After reading portions of Isaiah 53 such as “the suffering servant was led as a lamb to the slaughter like a sheep before his shearer is dumb, so he openeth not his mouth,” the eunuch popped the question. “About whom, may I ask, does the prophet say this, about himself or someone else?
Here, my tradition took over. Philip suggested that Isaiah is talking about Jesus, the Rose of Sharon, the Lily of the Valley, the bright and Morning Star, the fairest of ten thousands. He told the eunuch about a spirit filled Jesus, anointed to preach good news to the poor and release to the captives. That same Jesus stood by a fellow colleague and deacon named Stephen while they stoned into the bosom of Abraham. That same Jesus died and rose again in order that all God’s children might secure the birthright of God’s grace and salvation. Hallelujah.
The power of Philip’s words got next to the eunuch. Like John Wesley, “his heart was strangely warmed.” And like Richard Allen “his dungeon shook; his chains flew off and glory to God, he cried, enough for me the Savior died.” When they came to some water, the eunuch could stand it no longer. He stopped the chariot and said to Philip, “Look here is water. What is to prevent me from being baptized?” Without a moment’s hesitation, both men went down to the water. Philip baptized him. When they came out of the water, the spirit of the Lord snatched Philip and the eunuch saw him no more.

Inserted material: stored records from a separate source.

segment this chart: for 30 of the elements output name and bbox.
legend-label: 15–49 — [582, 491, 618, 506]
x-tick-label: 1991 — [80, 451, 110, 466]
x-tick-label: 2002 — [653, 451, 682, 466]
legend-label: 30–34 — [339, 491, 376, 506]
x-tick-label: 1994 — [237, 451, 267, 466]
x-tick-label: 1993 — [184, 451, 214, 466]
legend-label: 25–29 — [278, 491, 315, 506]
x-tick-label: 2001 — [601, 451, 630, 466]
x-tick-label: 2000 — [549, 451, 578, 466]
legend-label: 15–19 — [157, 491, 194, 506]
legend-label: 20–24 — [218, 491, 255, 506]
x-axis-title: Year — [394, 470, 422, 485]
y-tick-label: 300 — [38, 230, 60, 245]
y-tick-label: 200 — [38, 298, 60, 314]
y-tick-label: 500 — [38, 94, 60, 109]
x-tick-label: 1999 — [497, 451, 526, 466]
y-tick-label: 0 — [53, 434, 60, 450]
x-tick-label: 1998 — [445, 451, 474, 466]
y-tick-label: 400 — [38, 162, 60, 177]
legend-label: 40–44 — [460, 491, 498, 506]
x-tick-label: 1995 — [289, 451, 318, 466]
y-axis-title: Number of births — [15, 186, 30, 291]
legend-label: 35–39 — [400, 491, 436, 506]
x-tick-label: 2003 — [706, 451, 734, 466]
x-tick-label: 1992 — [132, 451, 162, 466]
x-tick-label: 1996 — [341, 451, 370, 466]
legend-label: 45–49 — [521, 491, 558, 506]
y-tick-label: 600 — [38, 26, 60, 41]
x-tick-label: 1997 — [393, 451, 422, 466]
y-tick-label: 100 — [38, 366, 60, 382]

One songwriter talked about the rejoicing of the dying thief. But the dying thief had nothing on the joy of the baptized eunuch. He had been “water washed and spirit born” into new life, glory to God. Tradition has it that the eunuch went back to Africa and told the story of his wilderness road experience with the so-called enemy. And when the eunuch informed his people about what God had done for him through Bible study and baptism, the “ghost” of Pentecost broke out, all over again. The church began to grow in Africa. Then as now, the world is hungry for the living bread. Am I right about it?
We have briefly reviewed three appointments on the service record of Philip the deacon. He served Greek women, on behalf of Jerusalem kirche, protecting them against injustice. He served Samaritans, folk tradition taught him to despise. And Philip served the Ethiopian eunuch, the ultimate outcast.

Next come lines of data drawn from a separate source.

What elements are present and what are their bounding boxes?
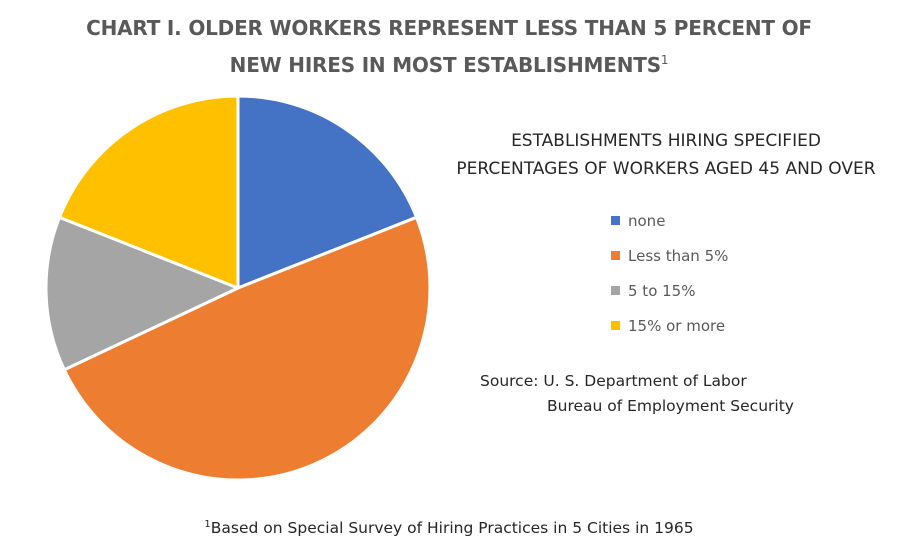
chart-title-line-2-text: NEW HIRES IN MOST ESTABLISHMENTS xyxy=(229,53,661,77)
chart-title-line-2: NEW HIRES IN MOST ESTABLISHMENTS1 xyxy=(0,44,898,81)
footnote: 1Based on Special Survey of Hiring Pract… xyxy=(0,519,898,537)
pie-chart xyxy=(44,94,432,482)
legend-label: none xyxy=(628,211,666,230)
legend-title-line-1: ESTABLISHMENTS HIRING SPECIFIED xyxy=(511,131,821,151)
pie-slice-less-than-5 xyxy=(62,215,432,482)
title-footnote-mark: 1 xyxy=(660,53,669,67)
chart-title: CHART I. OLDER WORKERS REPRESENT LESS TH… xyxy=(0,12,898,81)
footnote-mark: 1 xyxy=(204,519,211,530)
pie-slice-15-or-more xyxy=(57,94,240,290)
legend-title: ESTABLISHMENTS HIRING SPECIFIED PERCENTA… xyxy=(440,127,892,183)
legend-swatch xyxy=(611,321,620,330)
legend: none Less than 5% 5 to 15% 15% or more xyxy=(611,203,728,343)
legend-label: 15% or more xyxy=(628,316,726,335)
legend-label: 5 to 15% xyxy=(628,281,696,300)
pie-slice-none xyxy=(236,94,419,290)
footnote-text: Based on Special Survey of Hiring Practi… xyxy=(210,519,694,537)
legend-label: Less than 5% xyxy=(628,246,729,265)
legend-title-line-2: PERCENTAGES OF WORKERS AGED 45 AND OVER xyxy=(456,159,876,179)
legend-swatch xyxy=(611,216,620,225)
pie-slice-5-to-15 xyxy=(44,215,240,372)
legend-item: 15% or more xyxy=(611,308,728,343)
legend-swatch xyxy=(611,286,620,295)
chart-title-line-1: CHART I. OLDER WORKERS REPRESENT LESS TH… xyxy=(86,16,812,40)
legend-swatch xyxy=(611,251,620,260)
source-note: Source: U. S. Department of Labor Bureau… xyxy=(480,369,794,419)
legend-item: Less than 5% xyxy=(611,238,728,273)
legend-item: none xyxy=(611,203,728,238)
source-line-2: Bureau of Employment Security xyxy=(547,397,794,415)
source-line-1: Source: U. S. Department of Labor xyxy=(480,372,747,390)
legend-item: 5 to 15% xyxy=(611,273,728,308)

Like our Lord, Martin Luther King, Jr., Mother Teresa and countless others Philip “came not to be served but to serve.” By the amazing grace of God, Philip was a drum major for service, for justice, for peace and for righteousness. If you agree that Philip’s three service appointments revealed a kinship with our Lord who “came not to be served, but to serve,” give God the glory.

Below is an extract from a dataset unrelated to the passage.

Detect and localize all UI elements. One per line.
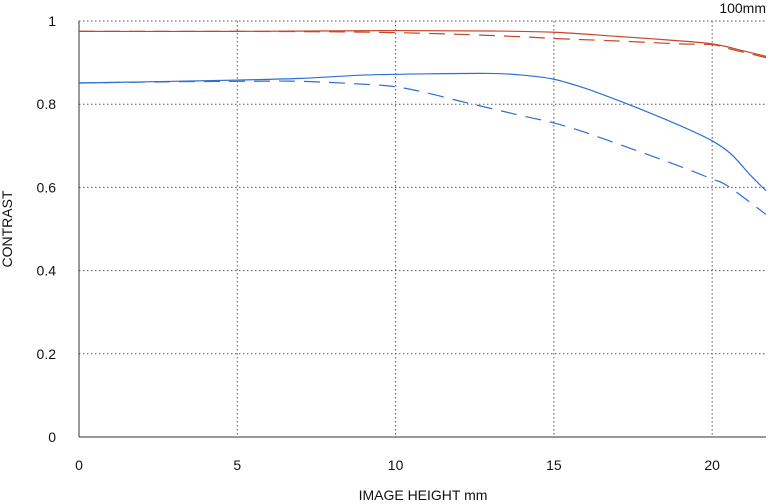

Finally, when the doxology is sung, the Benedictus and Deo Gratias offered and the 2004 General Conference has been consigned to history, I hope and pray the dominant theme of our witness and mission reflects the faith stance of Joshua who declared to Israel at a critical point of decision-making, “as for me and my house, we will serve the Lord.” (Joshua 24: 15) Glory Hallelujah!! Glory Hallelujah!! Glory Hallelujah!!